O analista político Mohanad Hage Ali, do Centro Carnegie para o Oriente Médio, aponta caminhos para o governo recuperar a credibilidade.

"O novo governo poderia implementar reformas que foram listadas na conferência de ajuda financeira como condição para receber os fundos provenientes do exterior e, assim, aliviar a pressão sobre a moeda corrente, que vem sofrendo uma depreciação, e também sobre a inflação, que aumenta rapidamente no país. Recebendo esses recursos, eles poderiam aumentar os investimentos, criar mais empregos e aliviar a pressão sobre os mais pobres."

No entanto, pondera Hage Ali, enquanto alguns ministros são realmente independentes, a maioria é filiada aos partidos políticos que os indicaram. Esta circunstância poderá ser um obstáculo para reformas que deveriam investigar a corrupção desses mesmos partidos e políticos.

"A afiliação política de membros do governo é basicamente uma barreira para implementar as reformas por uma razão muito simples: se você vai exigir que haja mais prestação de contas, isso significa que você irá atrás dos políticos libaneses", acredita.
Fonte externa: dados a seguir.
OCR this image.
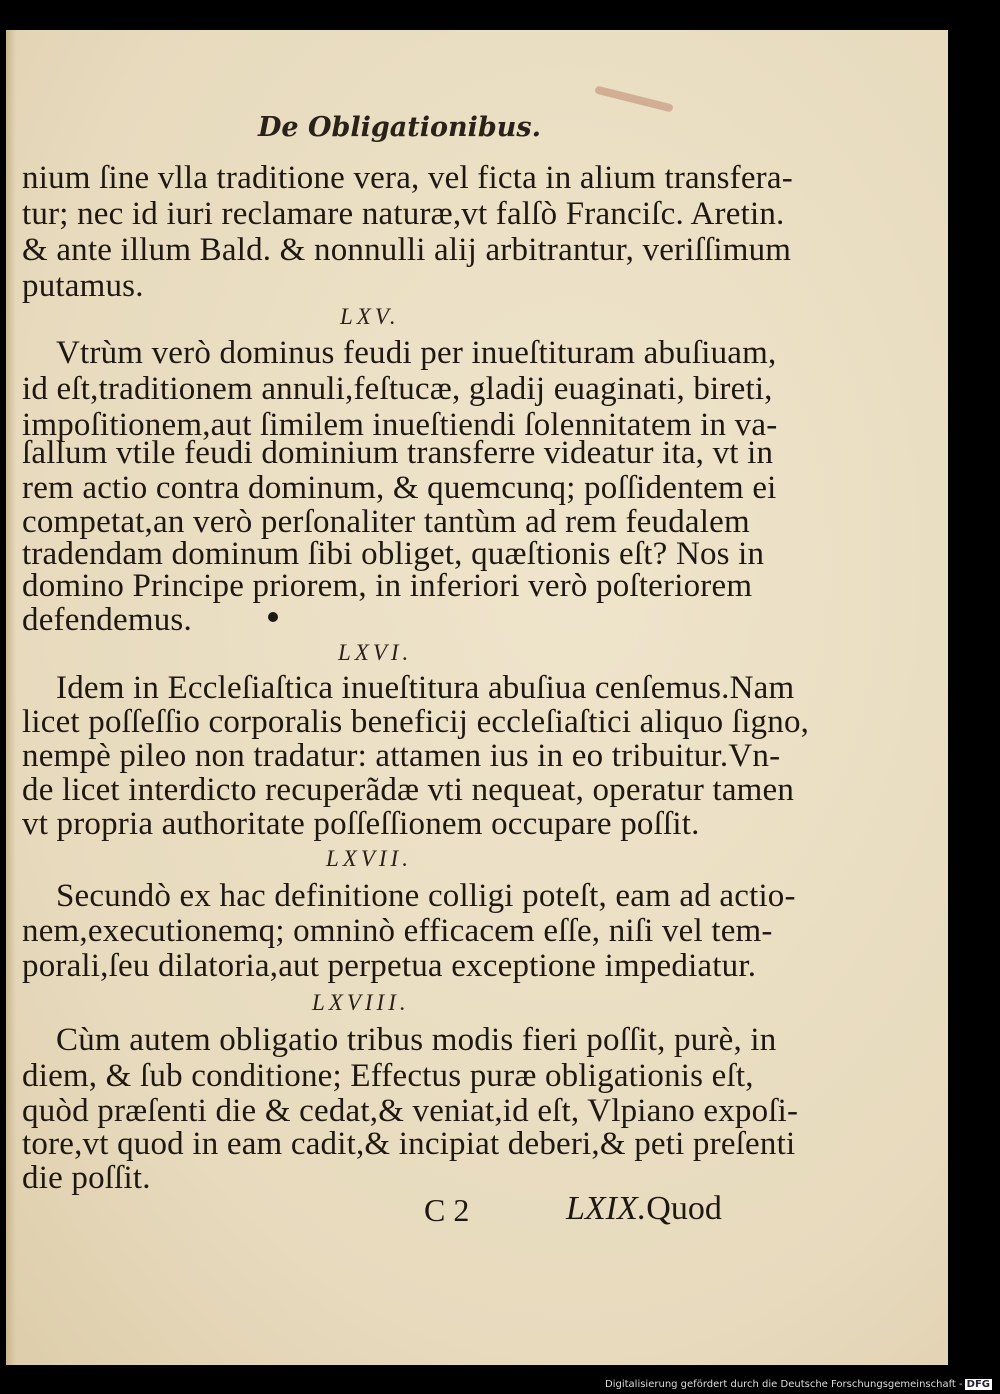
De Obligationibus.
nium ſine vlla traditione vera, vel ficta in alium transfera-
tur; nec id iuri reclamare naturæ,vt falſò Franciſc. Aretin.
& ante illum Bald. & nonnulli alij arbitrantur, veriſſimum
putamus.
LXV.
Vtrùm verò dominus feudi per inueſtituram abuſiuam,
id eſt,traditionem annuli,feſtucæ, gladij euaginati, bireti,
impoſitionem,aut ſimilem inueſtiendi ſolennitatem in va-
ſallum vtile feudi dominium transferre videatur ita, vt in
rem actio contra dominum, & quemcunq; poſſidentem ei
competat,an verò perſonaliter tantùm ad rem feudalem
tradendam dominum ſibi obliget, quæſtionis eſt? Nos in
domino Principe priorem, in inferiori verò poſteriorem
defendemus.
LXVI.
Idem in Eccleſiaſtica inueſtitura abuſiua cenſemus.Nam
licet poſſeſſio corporalis beneficij eccleſiaſtici aliquo ſigno,
nempè pileo non tradatur: attamen ius in eo tribuitur.Vn-
de licet interdicto recuperãdæ vti nequeat, operatur tamen
vt propria authoritate poſſeſſionem occupare poſſit.
LXVII.
Secundò ex hac definitione colligi poteſt, eam ad actio-
nem,executionemq; omninò efficacem eſſe, niſi vel tem-
porali,ſeu dilatoria,aut perpetua exceptione impediatur.
LXVIII.
Cùm autem obligatio tribus modis fieri poſſit, purè, in
diem, & ſub conditione; Effectus puræ obligationis eſt,
quòd præſenti die & cedat,& veniat,id eſt, Vlpiano expoſi-
tore,vt quod in eam cadit,& incipiat deberi,& peti preſenti
die poſſit.
C 2	LXIX.Quod
Digitalisierung gefördert durch die Deutsche Forschungsgemeinschaft - DFG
Porém, nem todos os analistas veem o horizonte com pessimismo. Para Nadim Farjallah, especialista em economia e corrupção na Universidade Americana de Beirute, o fato de o governo ser relativamente apoiado por um campo político não pode ser visto como uma desvantagem.

"Isso na verdade é uma vantagem para o governo, porque ao menos não deverão haver divergências internas. Devem ocorrer discussões normais e isso poderá acelerar uma ação mais concreta e maior responsabilidade", conclui.